Para Elaine no tuvo nada de raro que Laverde y Mike Barbieri se cayeran tan bien: Barbieri le dio a Elaine la tarde libre para que le mostrara el lugar al novio bogotano (usó esas palabras, «novio bogotano») y le dijo que se verían por la noche, para comer. Y esa noche, en cuestión de horas -horas pasadas, es cierto, en mitad de un potrero, alrededor de una fogata y en presencia de una jarra de guarapo-, Ricardo y Barbieri descubrían lo mucho que tenían en común, porque el padre de Barbieri era piloto de correos y a Ricardo no le gustaba el aguardiente, y se abrazaban y hablaban de aviones y a Ricardo se le abrían los ojos al contar de sus cursos y sus profesores, y entonces Elaine intervenía para elogiar a Ricardo y repetir los elogios que otros hacían de su talento como piloto, y luego Ricardo y Mike hablaban de Elaine en su presencia, lo buena muchacha que era, lo bonita, sí, también lo bonita, con esos ojos, decía Mike, sí, sobre todo los ojos, decía Ricardo y soltaban una carcajada y se decían secretos como si en lugar de acabar de conocerse hubieran sido compañeros de frathouse, Y cantaban For she’s a jolly good fellow y lamentaban a coro que Elaine se tuviera que ir a otro site, this site should be your site, fuck La Dorada, fuck The Golden One, fuck them all the way y brindaban por Elaine y por los Peace Corps, for we're all jolly good fellows, which nobody can deny. Y al día siguiente, con todo y el dolor de cabeza del guarapo, Mike Barbieri los acompañó él mismo a coger el bus.

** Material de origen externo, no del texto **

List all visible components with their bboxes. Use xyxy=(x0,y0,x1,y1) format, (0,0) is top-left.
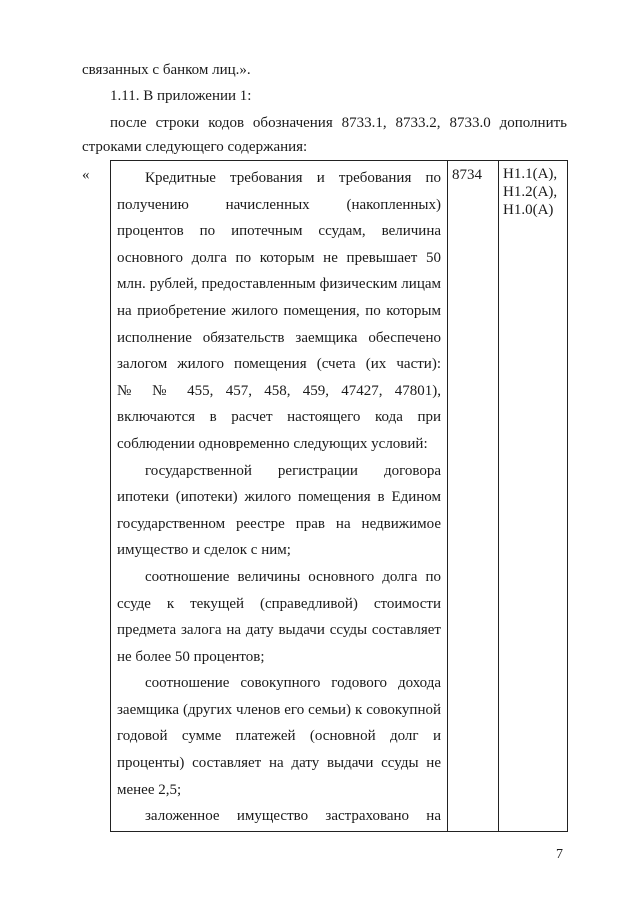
desc-line: соблюдении одновременно следующих условий: xyxy=(117,435,428,452)
table-row xyxy=(111,161,568,832)
desc-line: проценты) составляет на дату выдачи ссуды не xyxy=(117,755,441,772)
desc-line: исполнение обязательств заемщика обеспечено xyxy=(117,329,441,346)
description-text xyxy=(111,161,447,830)
desc-line: на приобретение жилого помещения, по которым xyxy=(117,302,441,319)
intro-line-2: 1.11. В приложении 1: xyxy=(110,88,252,104)
desc-line: государственном реестре прав на недвижимое xyxy=(117,515,441,532)
intro-line-3a: после строки кодов обозначения 8733.1, 8733.2, 8733.0 дополнить xyxy=(110,115,567,131)
desc-line: соотношение совокупного годового дохода xyxy=(145,675,441,692)
codes-table xyxy=(110,160,568,832)
desc-line: имущество и сделок с ним; xyxy=(117,542,291,559)
desc-line: заемщика (других членов его семьи) к совокупной xyxy=(117,701,441,718)
desc-line: соотношение величины основного долга по xyxy=(145,568,441,585)
desc-line: № № 455, 457, 458, 459, 47427, 47801), xyxy=(117,382,441,399)
desc-line: ипотеки (ипотеки) жилого помещения в Едином xyxy=(117,489,441,506)
desc-line: ссуде к текущей (справедливой) стоимости xyxy=(117,595,441,612)
norms-list xyxy=(499,161,567,219)
code-cell xyxy=(448,161,499,832)
intro-line-3b: строками следующего содержания: xyxy=(82,139,308,155)
desc-line: годовой сумме платежей (основной долг и xyxy=(117,728,441,745)
desc-line: не более 50 процентов; xyxy=(117,648,265,665)
desc-line: заложенное имущество застраховано на xyxy=(145,808,441,825)
norm-item: Н1.0(А) xyxy=(503,202,554,218)
opening-quote-mark: « xyxy=(82,167,90,183)
code-value: 8734 xyxy=(452,167,482,183)
norm-item: Н1.1(А), xyxy=(503,166,558,182)
desc-line: предмета залога на дату выдачи ссуды составляет xyxy=(117,622,441,639)
desc-line: менее 2,5; xyxy=(117,781,182,798)
norm-item: Н1.2(А), xyxy=(503,184,558,200)
page-number: 7 xyxy=(556,847,563,862)
desc-line: основного долга по которым не превышает 50 xyxy=(117,249,441,266)
norms-cell xyxy=(499,161,568,832)
desc-line: процентов по ипотечным ссудам, величина xyxy=(117,223,441,240)
desc-line: включаются в расчет настоящего кода при xyxy=(117,409,441,426)
desc-line: млн. рублей, предоставленным физическим лицам xyxy=(117,276,441,293)
desc-line: государственной регистрации договора xyxy=(145,462,441,479)
desc-line: залогом жилого помещения (счета (их части): xyxy=(117,356,441,373)
description-cell xyxy=(111,161,448,832)
intro-line-1: связанных с банком лиц.». xyxy=(82,62,251,78)
desc-line: Кредитные требования и требования по xyxy=(145,170,441,186)
desc-line: получению начисленных (накопленных) xyxy=(117,196,441,213)
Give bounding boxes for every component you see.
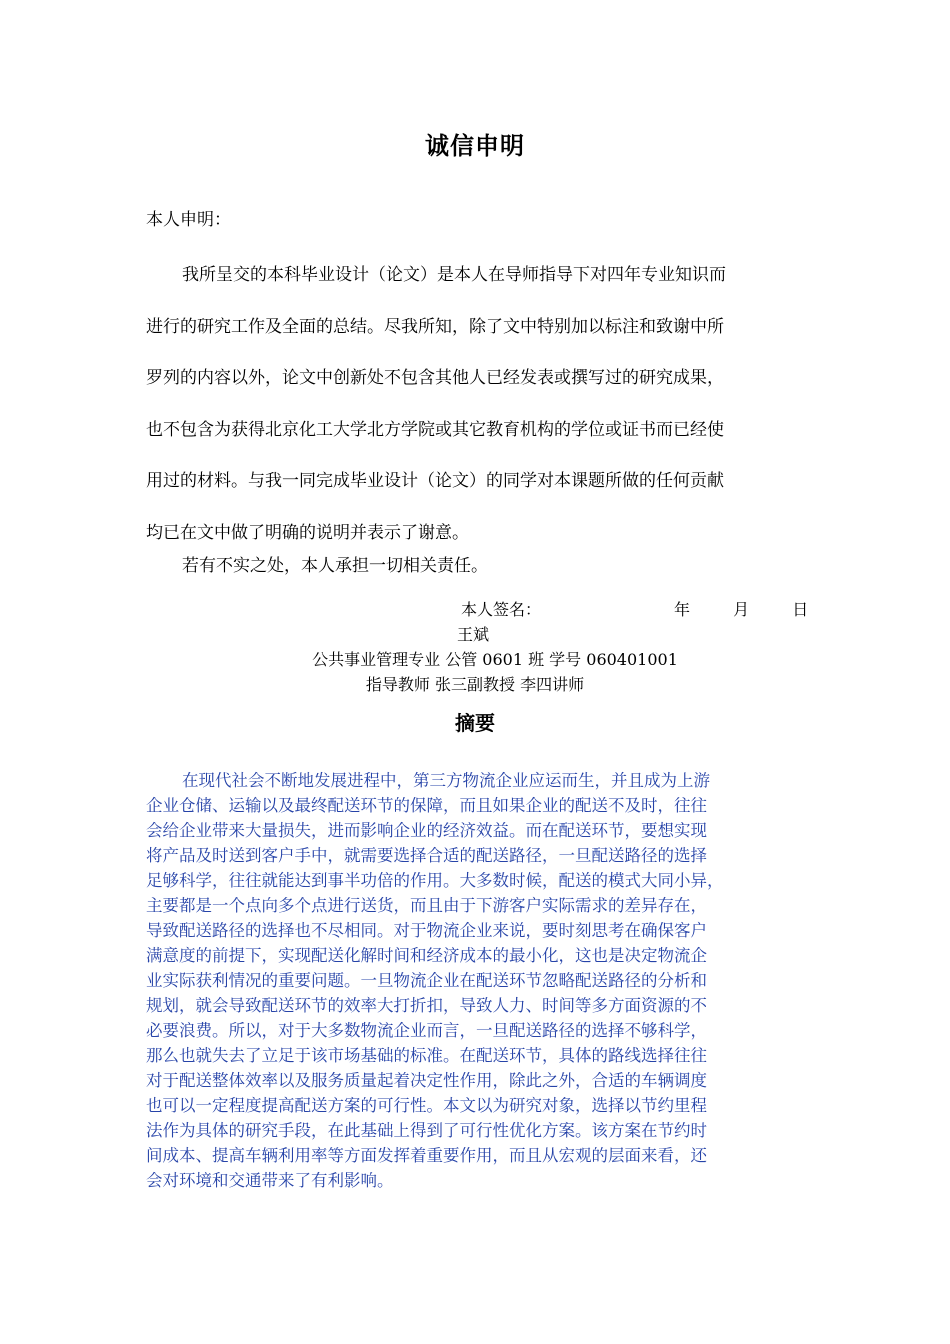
declaration-line: 进行的研究工作及全面的总结。尽我所知，除了文中特别加以标注和致谢中所 [146, 316, 724, 337]
declaration-line: 我所呈交的本科毕业设计（论文）是本人在导师指导下对四年专业知识而 [182, 265, 726, 285]
signature-label: 本人签名： [461, 600, 542, 619]
abstract-line: 规划，就会导致配送环节的效率大打折扣，导致人力、时间等多方面资源的不 [146, 996, 707, 1015]
abstract-body [146, 768, 826, 1193]
signature-date [674, 597, 808, 620]
abstract-line: 会对环境和交通带来了有利影响。 [146, 1171, 394, 1190]
abstract-line: 满意度的前提下，实现配送化解时间和经济成本的最小化，这也是决定物流企 [146, 946, 707, 965]
abstract-line: 在现代社会不断地发展进程中，第三方物流企业应运而生，并且成为上游 [182, 771, 710, 790]
abstract-line: 那么也就失去了立足于该市场基础的标准。在配送环节，具体的路线选择往往 [146, 1046, 707, 1065]
date-day-label: 日 [792, 600, 809, 619]
author-name: 王斌 [457, 625, 490, 644]
declaration-title: 诚信申明 [425, 132, 525, 160]
abstract-line: 必要浪费。所以，对于大多数物流企业而言，一旦配送路径的选择不够科学， [146, 1021, 707, 1040]
abstract-line: 导致配送路径的选择也不尽相同。对于物流企业来说，要时刻思考在确保客户 [146, 921, 707, 940]
abstract-line: 主要都是一个点向多个点进行送货，而且由于下游客户实际需求的差异存在， [146, 896, 707, 915]
date-month-label: 月 [733, 600, 750, 619]
abstract-line: 对于配送整体效率以及服务质量起着决定性作用，除此之外，合适的车辆调度 [146, 1071, 707, 1090]
abstract-title: 摘要 [455, 711, 495, 735]
major-class-id: 公共事业管理专业 公管 0601 班 学号 060401001 [312, 650, 678, 669]
declaration-line: 罗列的内容以外，论文中创新处不包含其他人已经发表或撰写过的研究成果， [146, 368, 724, 388]
abstract-line: 也可以一定程度提高配送方案的可行性。本文以为研究对象，选择以节约里程 [146, 1096, 707, 1115]
abstract-line: 间成本、提高车辆利用率等方面发挥着重要作用，而且从宏观的层面来看，还 [146, 1146, 707, 1165]
abstract-line: 企业仓储、运输以及最终配送环节的保障，而且如果企业的配送不及时，往往 [146, 796, 707, 815]
advisor-line: 指导教师 张三副教授 李四讲师 [365, 675, 585, 694]
declaration-line: 用过的材料。与我一同完成毕业设计（论文）的同学对本课题所做的任何贡献 [146, 471, 724, 491]
abstract-line: 将产品及时送到客户手中，就需要选择合适的配送路径，一旦配送路径的选择 [146, 846, 707, 865]
declaration-intro: 本人申明： [146, 210, 231, 230]
abstract-line: 足够科学，往往就能达到事半功倍的作用。大多数时候，配送的模式大同小异， [146, 871, 724, 890]
declaration-body [146, 250, 816, 559]
abstract-line: 法作为具体的研究手段，在此基础上得到了可行性优化方案。该方案在节约时 [146, 1121, 707, 1140]
abstract-line: 会给企业带来大量损失，进而影响企业的经济效益。而在配送环节，要想实现 [146, 821, 707, 840]
responsibility-statement: 若有不实之处，本人承担一切相关责任。 [182, 556, 488, 576]
declaration-line: 均已在文中做了明确的说明并表示了谢意。 [146, 522, 469, 543]
abstract-line: 业实际获利情况的重要问题。一旦物流企业在配送环节忽略配送路径的分析和 [146, 971, 707, 990]
date-year-label: 年 [674, 600, 691, 619]
declaration-line: 也不包含为获得北京化工大学北方学院或其它教育机构的学位或证书而已经使 [146, 419, 724, 440]
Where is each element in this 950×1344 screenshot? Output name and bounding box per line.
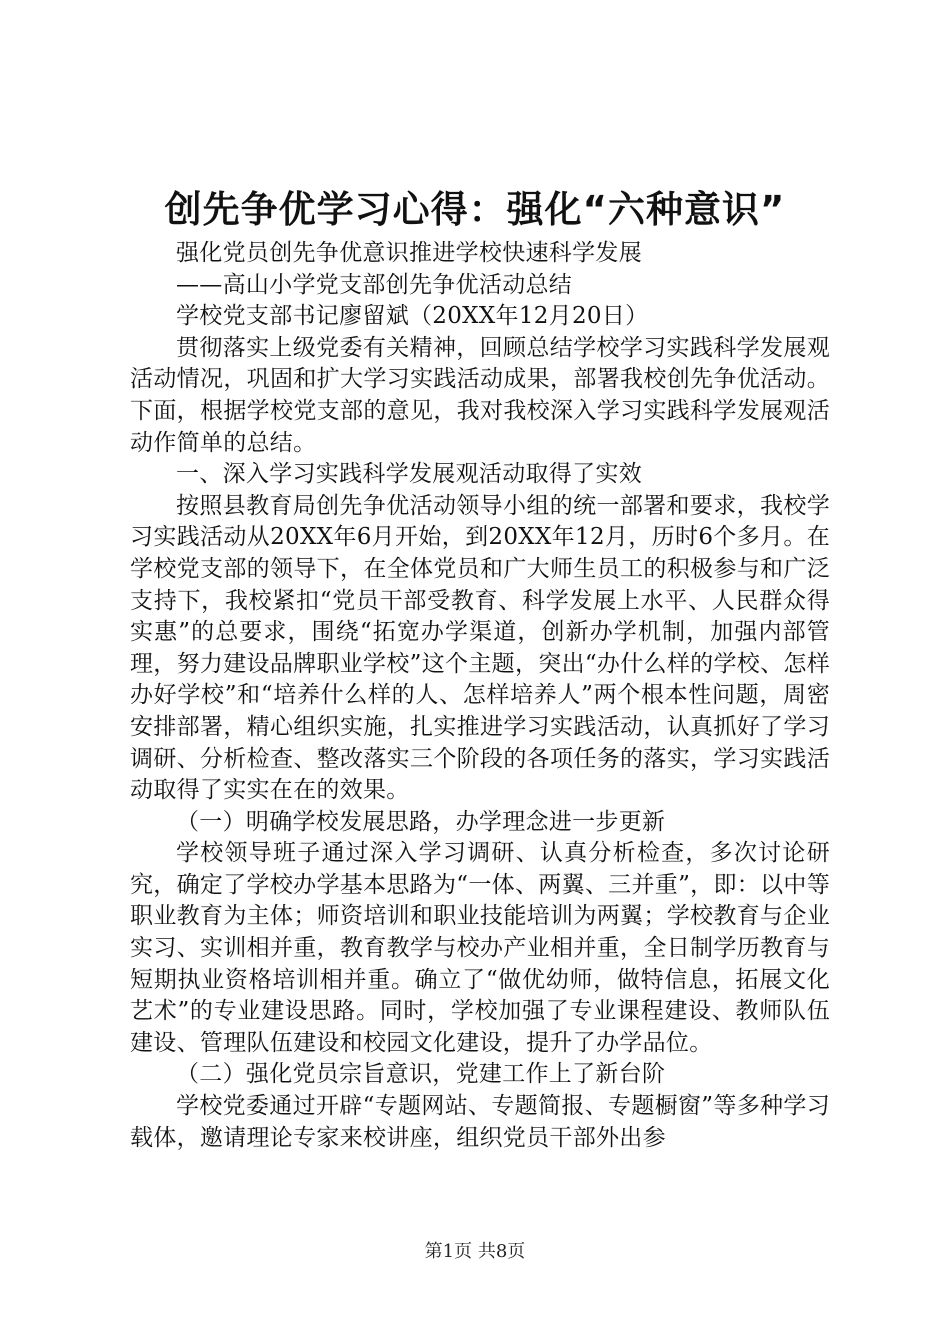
- subsection-heading: （一）明确学校发展思路，办学理念进一步更新: [176, 808, 666, 835]
- subtitle-line: ——高山小学党支部创先争优活动总结: [176, 271, 573, 298]
- body-paragraph: 学校党委通过开辟“专题网站、专题简报、专题橱窗”等多种学习载体，邀请理论专家来校讲座，组织党员干部外出参: [130, 1093, 830, 1151]
- page-number-footer: 第1页 共8页: [424, 1241, 526, 1262]
- subsection-heading: （二）强化党员宗旨意识，党建工作上了新台阶: [176, 1061, 666, 1088]
- body-paragraph: 学校领导班子通过深入学习调研、认真分析检查，多次讨论研究，确定了学校办学基本思路为“一体、两翼、三并重”，即：以中等职业教育为主体；师资培训和职业技能培训为两翼；学校教育与企业实习、实训相并重，教育教学与校办产业相并重，全日制学历教育与短期执业资格培训相并重。确立了“做优幼师，做特信息，拓展文化艺术”的专业建设思路。同时，学校加强了专业课程建设、教师队伍建设、管理队伍建设和校园文化建设，提升了办学品位。: [130, 840, 830, 1056]
- body-paragraph: 按照县教育局创先争优活动领导小组的统一部署和要求，我校学习实践活动从20XX年6月开始，到20XX年12月，历时6个多月。在学校党支部的领导下，在全体党员和广大师生员工的积极参与和广泛支持下，我校紧扣“党员干部受教育、科学发展上水平、人民群众得实惠”的总要求，围绕“拓宽办学渠道，创新办学机制，加强内部管理，努力建设品牌职业学校”这个主题，突出“办什么样的学校、怎样办好学校”和“培养什么样的人、怎样培养人”两个根本性问题，周密安排部署，精心组织实施，扎实推进学习实践活动，认真抓好了学习调研、分析检查、整改落实三个阶段的各项任务的落实，学习实践活动取得了实实在在的效果。: [130, 492, 830, 804]
- document-body: [130, 238, 830, 1154]
- author-date-line: 学校党支部书记廖留斌（20XX年12月20日）: [176, 303, 649, 330]
- document-title: 创先争优学习心得：强化“六种意识”: [164, 188, 786, 231]
- section-heading: 一、深入学习实践科学发展观活动取得了实效: [176, 461, 642, 488]
- body-paragraph: 贯彻落实上级党委有关精神，回顾总结学校学习实践科学发展观活动情况，巩固和扩大学习实践活动成果，部署我校创先争优活动。下面，根据学校党支部的意见，我对我校深入学习实践科学发展观活动作简单的总结。: [130, 334, 830, 456]
- subtitle-line: 强化党员创先争优意识推进学校快速科学发展: [176, 240, 642, 266]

Los tres llegaron a la plaza del pueblo a caballo, como colonos de otros tiempos (aunque los suyos fueran jamelgos escuálidos que por nada del mundo hubieran pertenecido a colonos de otros tiempos), y en la cara de Ricardo, que iba cargando cortésmente su equipaje, Elaine vio algo que no había visto nunca: admiración. Admiración por ella, por la soltura con que se movía en el pueblo, por el cariño que le había tomado la gente en sólo tres semanas, por la naturalidad y al mismo tiempo la autoridad innegable con que ella se hacía entender de los lugareños. Elaine vio esa admiración en su cara y sintió que lo quería, que impredeciblemente había comenzado a sentir cosas nuevas y más intensas por este hombre que también parecía quererla, y al mismo tiempo pensó que había llegado a ese punto feliz: cuando este lugar ya no podía sorprenderla demasiado. Cierto, había siempre imprevistos, en Colombia la gente siempre se las arreglaba para ser impredecible (en su comportamiento, en sus maneras: uno nunca sabía qué estaban pensando en realidad). Pero Elaine se sentía dueña de la situación.

«Pregúntame si le cogí el tiro a la vaina», le dijo a Ricardo cuando se subieron al bus.

«¿Le cogiste el tiro a la vaina, Elena Fritts?», preguntó él. Y ella respondió:

«Sí. Le cogí el tiro a la vaina».

No tenía manera de saber cuánto se equivocaba.

V. WHAT’S THERE TO LIVE FOR?

Elaine recordaría esas últimas tres semanas en Bogotá y en compañía de Ricardo Laverde como se recuerdan los días de la infancia, una niebla de imágenes distorsionadas por las emociones, una mezcla promiscua de fechas cardinales sin una cronología bien establecida. La vuelta a la rutina de las clases en el CEUCA -faltaban ya muy pocas, cuestión de afinar ciertos conocimientos o quizás de justificar ciertas burocracias- quedaba rota por el desorden de sus encuentros con Ricardo, que perfectamente podía esperarla detrás de un eucalipto cuando ella llegaba a casa o meterle una nota en el cuaderno y citarla en un café de mala muerte de la Diecisiete con Octava.